Choppo drank his off in one swallow and settled back on the couch, his arms spread out over the back, a big smile across his face. Even death didn't seem to dent Choppo's good humor.
“Dígame,”
he said.

“I followed a truck from La Boca to the warehouse district,” Phil said.

“And what was in the truck, my friend?”

“Weapons. Plastic explosives.”

“A nasty cargo.”

“I also found bags of
nieve blanca
.”

“It could have been rice flour, as it was with my friend Manuel.”

“You know it wasn't.”

“Perhaps if you give me the exact location of this warehouse, I could tell you more.”

Phil gave him the address. Choppo got up from the sofa and said, “Let me make a phone call, I'll see what I can find out.”
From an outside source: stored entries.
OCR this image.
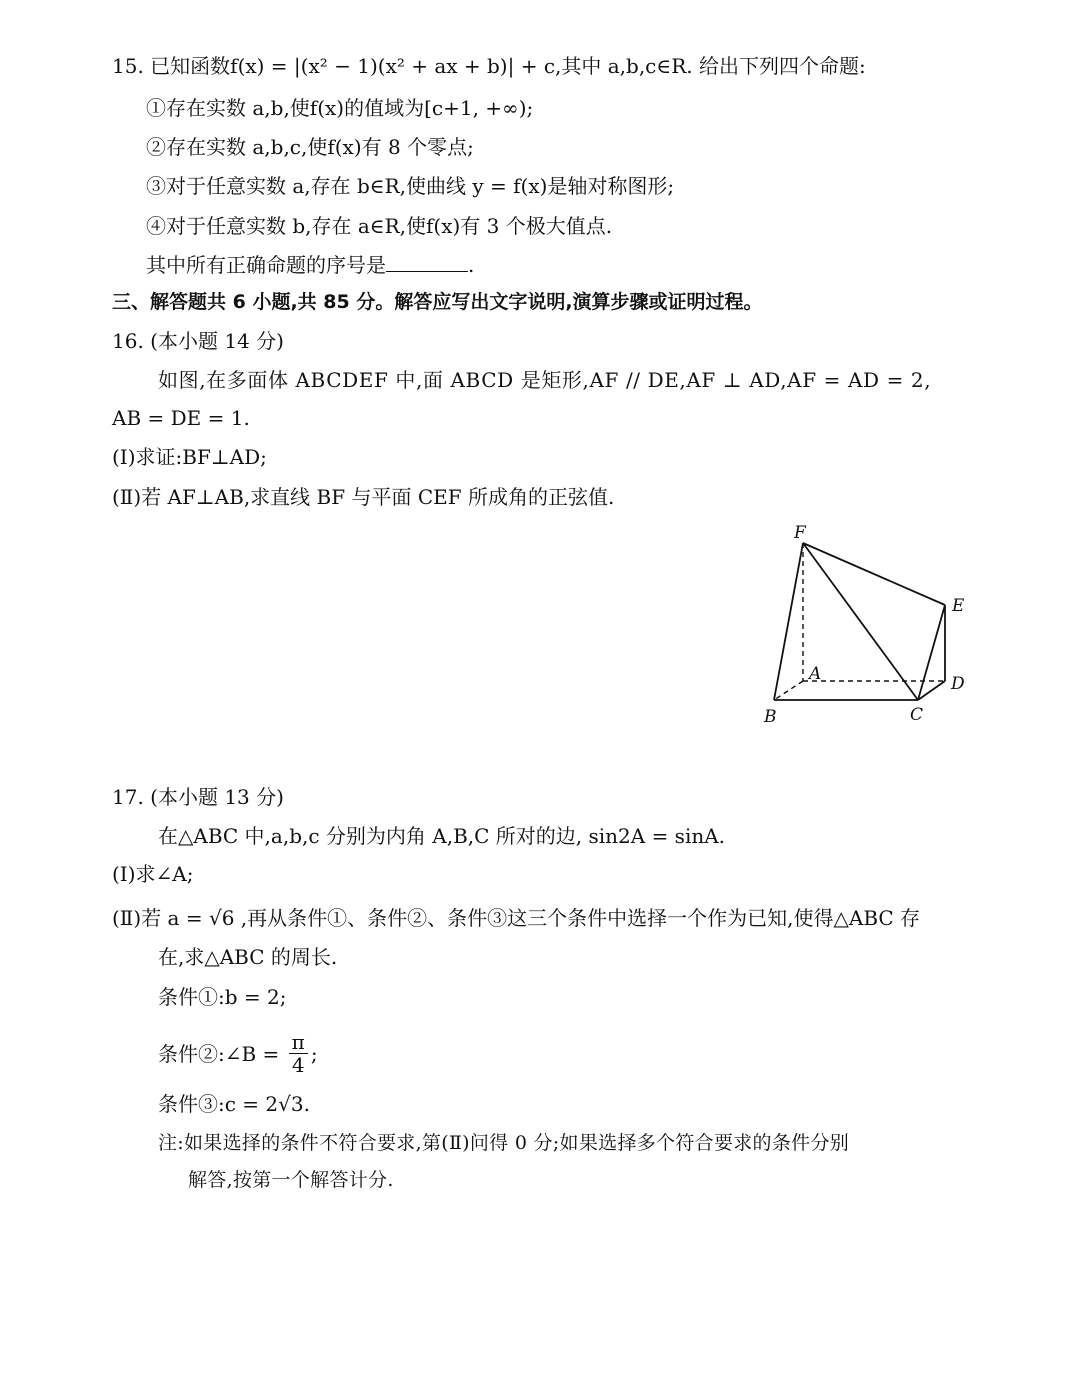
15. 已知函数f(x) = |(x² − 1)(x² + ax + b)| + c,其中 a,b,c∈R. 给出下列四个命题:
①存在实数 a,b,使f(x)的值域为[c+1, +∞);
②存在实数 a,b,c,使f(x)有 8 个零点;
③对于任意实数 a,存在 b∈R,使曲线 y = f(x)是轴对称图形;
④对于任意实数 b,存在 a∈R,使f(x)有 3 个极大值点.
其中所有正确命题的序号是	.
三、解答题共 6 小题,共 85 分。解答应写出文字说明,演算步骤或证明过程。
16. (本小题 14 分)
如图,在多面体 ABCDEF 中,面 ABCD 是矩形,AF // DE,AF ⊥ AD,AF = AD = 2,
AB = DE = 1.
(Ⅰ)求证:BF⊥AD;
(Ⅱ)若 AF⊥AB,求直线 BF 与平面 CEF 所成角的正弦值.
F
E
A	D
B	C
17. (本小题 13 分)
在△ABC 中,a,b,c 分别为内角 A,B,C 所对的边, sin2A = sinA.
(Ⅰ)求∠A;
(Ⅱ)若 a = √6 ,再从条件①、条件②、条件③这三个条件中选择一个作为已知,使得△ABC 存
在,求△ABC 的周长.
条件①:b = 2;
条件②:∠B = $\frac{\pi}{4}$ ;
条件③:c = 2√3.
注:如果选择的条件不符合要求,第(Ⅱ)问得 0 分;如果选择多个符合要求的条件分别
解答,按第一个解答计分.
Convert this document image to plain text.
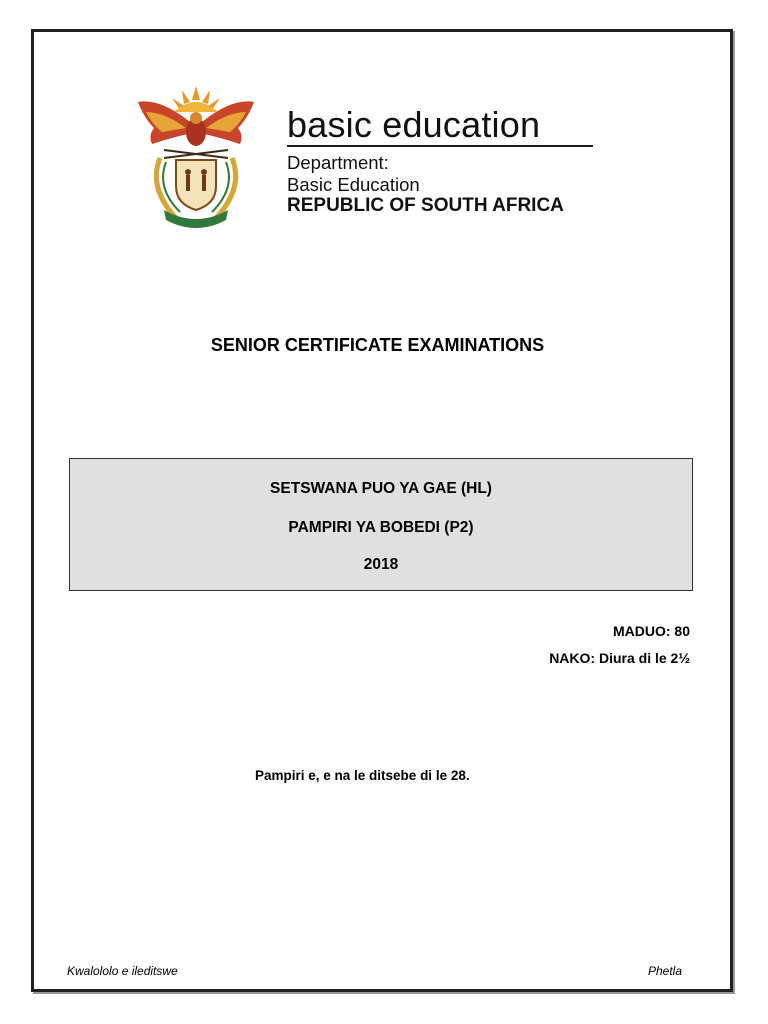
basic education
Department:
Basic Education
REPUBLIC OF SOUTH AFRICA
SENIOR CERTIFICATE EXAMINATIONS
SETSWANA PUO YA GAE (HL)
PAMPIRI YA BOBEDI (P2)
2018
MADUO: 80
NAKO: Diura di le 2½
Pampiri e, e na le ditsebe di le 28.
Kwalololo e ileditswe	Phetla
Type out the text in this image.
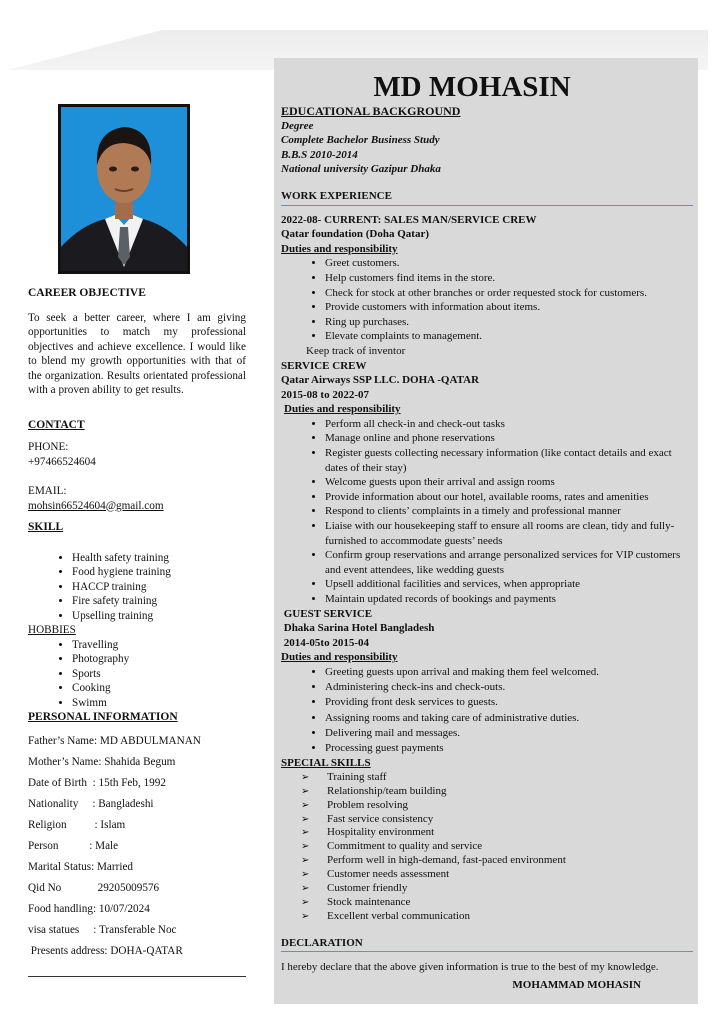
CAREER OBJECTIVE
To seek a better career, where I am giving opportunities to match my professional objectives and achieve excellence. I would like to blend my growth opportunities with that of the organization. Results orientated professional with a proven ability to get results.
CONTACT
PHONE:
+97466524604
EMAIL:
mohsin66524604@gmail.com
SKILL
• Health safety training
• Food hygiene training
• HACCP training
• Fire safety training
• Upselling training
HOBBIES
• Travelling
• Photography
• Sports
• Cooking
• Swimm
PERSONAL INFORMATION
Father’s Name: MD ABDULMANAN
Mother’s Name: Shahida Begum
Date of Birth  : 15th Feb, 1992
Nationality     : Bangladeshi
Religion          : Islam
Person           : Male
Marital Status: Married
Qid No             29205009576
Food handling: 10/07/2024
visa statues     : Transferable Noc
Presents address: DOHA-QATAR
MD MOHASIN
EDUCATIONAL BACKGROUND
Degree
Complete Bachelor Business Study
B.B.S 2010-2014
National university Gazipur Dhaka
WORK EXPERIENCE
2022-08- CURRENT: SALES MAN/SERVICE CREW
Qatar foundation (Doha Qatar)
Duties and responsibility
• Greet customers.
• Help customers find items in the store.
• Check for stock at other branches or order requested stock for customers.
• Provide customers with information about items.
• Ring up purchases.
• Elevate complaints to management.
Keep track of inventor
SERVICE CREW
Qatar Airways SSP LLC. DOHA -QATAR
2015-08 to 2022-07
Duties and responsibility
• Perform all check-in and check-out tasks
• Manage online and phone reservations
• Register guests collecting necessary information (like contact details and exact dates of their stay)
• Welcome guests upon their arrival and assign rooms
• Provide information about our hotel, available rooms, rates and amenities
• Respond to clients’ complaints in a timely and professional manner
• Liaise with our housekeeping staff to ensure all rooms are clean, tidy and fully-furnished to accommodate guests’ needs
• Confirm group reservations and arrange personalized services for VIP customers and event attendees, like wedding guests
• Upsell additional facilities and services, when appropriate
• Maintain updated records of bookings and payments
GUEST SERVICE
Dhaka Sarina Hotel Bangladesh
2014-05to 2015-04
Duties and responsibility
• Greeting guests upon arrival and making them feel welcomed.
• Administering check-ins and check-outs.
• Providing front desk services to guests.
• Assigning rooms and taking care of administrative duties.
• Delivering mail and messages.
• Processing guest payments
SPECIAL SKILLS
➢ Training staff
➢ Relationship/team building
➢ Problem resolving
➢ Fast service consistency
➢ Hospitality environment
➢ Commitment to quality and service
➢ Perform well in high-demand, fast-paced environment
➢ Customer needs assessment
➢ Customer friendly
➢ Stock maintenance
➢ Excellent verbal communication
DECLARATION
I hereby declare that the above given information is true to the best of my knowledge.
MOHAMMAD MOHASIN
When Choppo had gone, the woman opened the patio doors and let the night breeze fill the room. She also let the breeze billow her skirt, and blow through her hair; she was an actress on a very small stage letting us enjoy the silent performance. When it was over, she said to me, “See me before you leave,” and walked onto the patio.

I whispered to Phil, “What did you just do?”

“I traded a warehouse full of cocaine for help with the locals. Why? You got something better?”

Choppo returned to the living room and sat down. “I found out some very interesting things. First, the Guardia Nacional is looking for both of you. I told them you were with me and I assured them you had nothing to do with the explosion. They believed me. They know me as a man of integrity in a country where integrity is a rare commodity.”

“What about the cocaine?”

Choppo tilted his head and shrugged wearily. “Your innocence has its price.”

“And the warehouse will be empty before morning,” I said.

“One way or the other.” He was too weary to smile, yes, but he could still be amused. “Influence also has its price,” he said, “even in Washington.”

“Yes, it does,” I said.

“It's best not to go through life with your head in the clouds, young man. In Panama, you could trip and fall.”